Fazia tempo que eu não me sentava em um banco de praça. E Três Rios, ali onde se abraçam o Paraibuna, o Piabanha e o Paraíba do Sul, só conhecia de passagem. Acompanhar a Sra. Guiducci a uma viagem profissional foi, então, oportunidade de conhecer a terra da Dona Júlia Pessôa e quentar um sol na Praça da Autonomia. Afinal, de que outra forma se conhece minimamente uma cidade senão quarando em seu jardim principal?
Como gosto mais de viagem do que de profissão, deixei que a Sra. Guiducci fosse resolver suas coisas e tratei de ocupar meu tempo. Comi pastel com caçulinha na lanchonete que esquina uma galeria, cruzei a rua e caminhei praça adentro. Fazia frio na manhã radiante, e um banco de praça ao sol me pareceu boa ideia para abstrair do caminhar do relógio.
Livro embaixo do braço, sentei em um banco pouco confortável, de frente para o coreto no coração da praça, tombado pelo Instituto Estadual do Patrimônio Cultural do Rio de Janeiro desde 1992. Ali se reuniram no passado, antes dos pastéis e do guaraná caçulinha, os autonomistas, que lutaram pela emancipação do Distrito de Entre-Rios, como se chamava à época, do município de Paraíba do Sul.

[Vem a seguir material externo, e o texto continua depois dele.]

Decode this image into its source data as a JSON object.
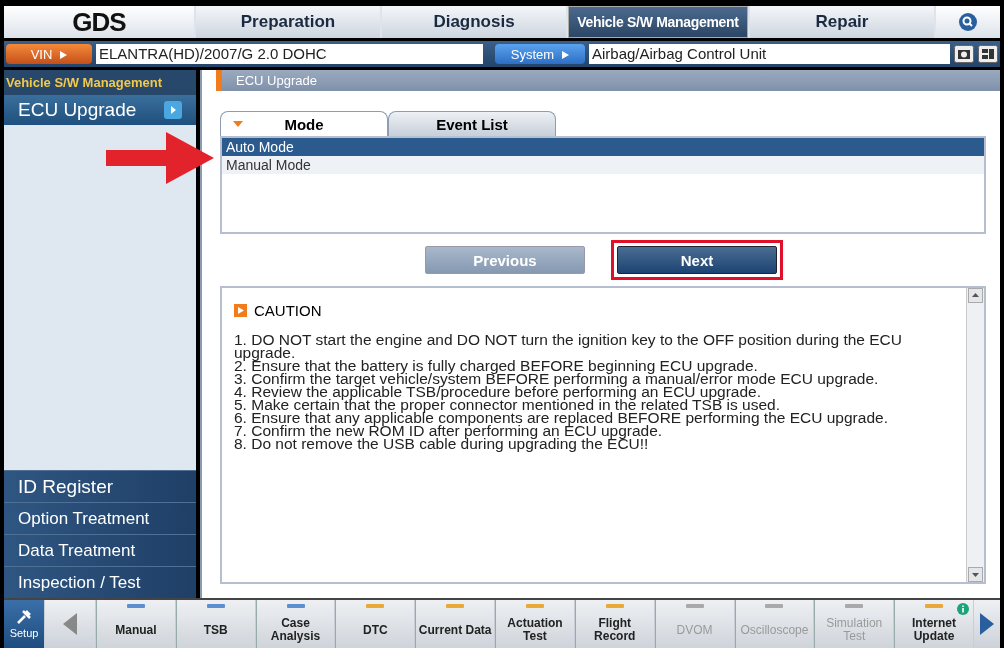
{
  "logo": "GDS",
  "nav_tabs": [
    {
      "label": "Preparation",
      "selected": false
    },
    {
      "label": "Diagnosis",
      "selected": false
    },
    {
      "label": "Vehicle S/W Management",
      "selected": true
    },
    {
      "label": "Repair",
      "selected": false
    }
  ],
  "vin_bar": {
    "vin_button": "VIN",
    "vehicle": "ELANTRA(HD)/2007/G 2.0 DOHC",
    "system_button": "System",
    "system": "Airbag/Airbag Control Unit"
  },
  "sidebar": {
    "title": "Vehicle S/W Management",
    "items": [
      {
        "label": "ECU Upgrade",
        "selected": true
      }
    ],
    "bottom_items": [
      {
        "label": "ID Register"
      },
      {
        "label": "Option Treatment"
      },
      {
        "label": "Data Treatment"
      },
      {
        "label": "Inspection / Test"
      }
    ]
  },
  "breadcrumb": "ECU Upgrade",
  "tabs": [
    {
      "label": "Mode",
      "selected": true
    },
    {
      "label": "Event List",
      "selected": false
    }
  ],
  "modes": [
    {
      "label": "Auto Mode",
      "selected": true
    },
    {
      "label": "Manual Mode",
      "selected": false
    }
  ],
  "buttons": [
    {
      "label": "Previous",
      "disabled": true,
      "highlighted": false
    },
    {
      "label": "Next",
      "disabled": false,
      "highlighted": true
    }
  ],
  "caution": {
    "title": "CAUTION",
    "lines": [
      "1. DO NOT start the engine and DO NOT turn the ignition key to the OFF position during the ECU upgrade.",
      "2. Ensure that the battery is fully charged BEFORE beginning ECU upgrade.",
      "3. Confirm the target vehicle/system BEFORE performing a manual/error mode ECU upgrade.",
      "4. Review the applicable TSB/procedure before performing an ECU upgrade.",
      "5. Make certain that the proper connector mentioned in the related TSB is used.",
      "6. Ensure that any applicable components are replaced BEFORE performing the ECU upgrade.",
      "7. Confirm the new ROM ID after performing an ECU upgrade.",
      "8. Do not remove the USB cable during upgrading the ECU!!"
    ]
  },
  "toolbar": {
    "setup": "Setup",
    "items": [
      {
        "label": "Manual",
        "color": "#5b8fd0",
        "disabled": false
      },
      {
        "label": "TSB",
        "color": "#5b8fd0",
        "disabled": false
      },
      {
        "label": "Case Analysis",
        "color": "#5b8fd0",
        "disabled": false
      },
      {
        "label": "DTC",
        "color": "#e8a93a",
        "disabled": false
      },
      {
        "label": "Current Data",
        "color": "#e8a93a",
        "disabled": false
      },
      {
        "label": "Actuation Test",
        "color": "#e8a93a",
        "disabled": false
      },
      {
        "label": "Flight Record",
        "color": "#e8a93a",
        "disabled": false
      },
      {
        "label": "DVOM",
        "color": "#a9a9a9",
        "disabled": true
      },
      {
        "label": "Oscilloscope",
        "color": "#a9a9a9",
        "disabled": true
      },
      {
        "label": "Simulation Test",
        "color": "#a9a9a9",
        "disabled": true
      },
      {
        "label": "Internet Update",
        "color": "#e8a93a",
        "disabled": false
      }
    ]
  }
}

Mas isso tudo vim saber depois. Ignorava a história do coreto tanto quanto o pombo aos meus pés, ciscando migalhas aqui e ali. Tanto quanto as crianças correndo atrás umas das outras, ainda pequenas demais para a escola. Às minhas costas, um jovem vendia carregadores de celular genéricos um atrás do outro em sua barraquinha. À esquerda, um velho de chapéu branco, vestindo camisa do Flamengo, deixava-se aquecer pela luz solar. Gente ia e vinha em todos os sentidos. Ao pé do coreto, uma mulher esperava impaciente.
Eu alternava essas cenas com as cenas de “Sete mentiras e uma verdade”, livro do professor Rodrigo Barbosa que tem me acompanhado para cima e para baixo esses dias. Lia um par de páginas, levantava os olhos, lia a praça. A Praça da Autonomia, onde circula essa gente que vive à beira: à beira do rio, à beira da estrada de ferro, à beira da rodovia.
Uma senhora me aborda. Precisa vender seus bolinhos de chuva, arrecadar R$ 60 até o fechamento do banco, senão vão lhe cortar a luz da casa. Digo que quero um saquinho, ela diz que custa 5, estico uma nota de 20, ela sai pra trocar e volta com 10, me entrega dois pacotes com os bolinhos e ficamos bem assim. “Eu faço eles com mel, viu, moço? Deus lhe ajude.” “À senhora também.” A vida é dura pra todo lado. Até na Praça da Autonomia.
Volto ao romance do Rodrigo, envolvido pelo rumor da praça ao redor. Leio a troca de cartas de amor entre Sofia e Fred, suas vozes mixadas com motores de carros e passos apressados e conversas frenéticas de uma Babel de uma língua só. Até que a Sra. Guiducci me tira do transe. É hora de ir. Flâneur às avessas, parado enquanto o mundo passeia, me coloco de pé. A estrada espera. “Voltamos por Cotegipe?”, pergunto. “Costumava passear de moto por ali. É uma estrada bem bonita. E eu tenho bolinhos de chuva. Eles foram feitos com mel.”